Posted: Sep 18, 2020 4:21 pm
by arugula2
Well, I think a lot of this comes down to the fact that they see Julian Assange - by this "they" I mean a lot of the mainstream media, the broadcast outlets - as a partisan figure. And it's really sad because the most dangerous thing about the charges against Julian Assange is: if they extradite Julian Assange, if Julian Assange is convicted, he's charged under the Espionage Act, the same act that I'm charged under, the same act that all these whistleblowers are charged under. But he is not a source.

The way, as abusive as these Espionage Act charges, have run in the last 50 years is the government had sort of this quiet agreement: they never charged the press outlets. [...] They don't charge the journalists. They charge their sources. They charge the Chelsea Mannings, right? They charge the Edward Snowdens. They charge the Thomas Drakes, the Daniel Ellsbergs. But the press... they're left alone. They are breaking that agreement with the Julian Assange case. Assange is not the source. He is merely a publisher. He runs a press organization.

People are like "Ah, Julian Assange is not a journalist, he's not" whatever - there is no way you can make that argument in court, in a way that will be defensible, particularly given what we've talked about, with the government, and how careful they are to avoid prior court precedent, and work around it, and create obscure legal theories that are legal fictions.
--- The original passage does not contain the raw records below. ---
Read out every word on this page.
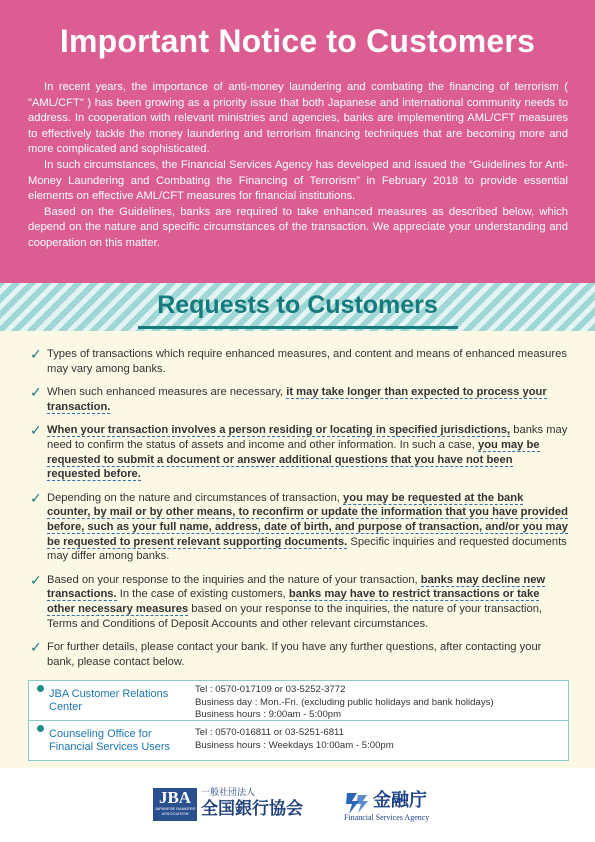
Important Notice to Customers

In recent years, the importance of anti-money laundering and combating the financing of terrorism ( "AML/CFT" ) has been growing as a priority issue that both Japanese and international community needs to address. In cooperation with relevant ministries and agencies, banks are implementing AML/CFT measures to effectively tackle the money laundering and terrorism financing techniques that are becoming more and more complicated and sophisticated.

In such circumstances, the Financial Services Agency has developed and issued the “Guidelines for Anti-Money Laundering and Combating the Financing of Terrorism” in February 2018 to provide essential elements on effective AML/CFT measures for financial institutions.

Based on the Guidelines, banks are required to take enhanced measures as described below, which depend on the nature and specific circumstances of the transaction. We appreciate your understanding and cooperation on this matter.

Requests to Customers
✓ Types of transactions which require enhanced measures, and content and means of enhanced measures may vary among banks.
✓ When such enhanced measures are necessary, it may take longer than expected to process your transaction.
✓ When your transaction involves a person residing or locating in specified jurisdictions, banks may need to confirm the status of assets and income and other information. In such a case, you may be requested to submit a document or answer additional questions that you have not been requested before.
✓ Depending on the nature and circumstances of transaction, you may be requested at the bank counter, by mail or by other means, to reconfirm or update the information that you have provided before, such as your full name, address, date of birth, and purpose of transaction, and/or you may be requested to present relevant supporting documents. Specific inquiries and requested documents may differ among banks.
✓ Based on your response to the inquiries and the nature of your transaction, banks may decline new transactions. In the case of existing customers, banks may have to restrict transactions or take other necessary measures based on your response to the inquiries, the nature of your transaction, Terms and Conditions of Deposit Accounts and other relevant circumstances.
✓ For further details, please contact your bank. If you have any further questions, after contacting your bank, please contact below.
JBA Customer Relations Center
Tel : 0570-017109 or 03-5252-3772
Business day : Mon.-Fri. (excluding public holidays and bank holidays)
Business hours : 9:00am - 5:00pm
Counseling Office for Financial Services Users
Tel : 0570-016811 or 03-5251-6811
Business hours : Weekdays 10:00am - 5:00pm
JBA
JAPANESE BANKERS ASSOCIATION
一般社団法人
全国銀行協会	金融庁
Financial Services Agency
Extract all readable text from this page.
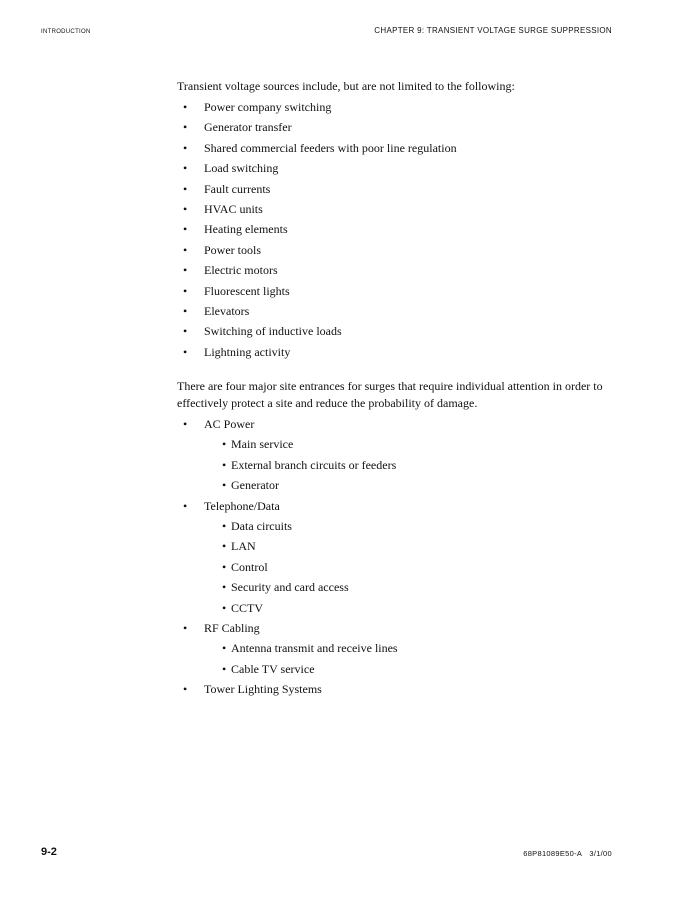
introduction	CHAPTER 9: TRANSIENT VOLTAGE SURGE SUPPRESSION

Transient voltage sources include, but are not limited to the following:

• Power company switching
• Generator transfer
• Shared commercial feeders with poor line regulation
• Load switching
• Fault currents
• HVAC units
• Heating elements
• Power tools
• Electric motors
• Fluorescent lights
• Elevators
• Switching of inductive loads
• Lightning activity

There are four major site entrances for surges that require individual attention in order to effectively protect a site and reduce the probability of damage.

• AC Power
• Main service
• External branch circuits or feeders
• Generator
• Telephone/Data
• Data circuits
• LAN
• Control
• Security and card access
• CCTV
• RF Cabling
• Antenna transmit and receive lines
• Cable TV service
• Tower Lighting Systems
9-2	68P81089E50-A 3/1/00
Everyone knows they're a lie. Everyone knows these theories are false. [...] You cannot convict Julian Assange, the chief editor and publisher of WikiLeaks, under the Espionage Act without exposing The New York Times, The Washington Post, CBS, ABC, NBC, CNN, Fox, whoever, to the same kind of charges, under this president, and every coming president.

And I think people don't think about that.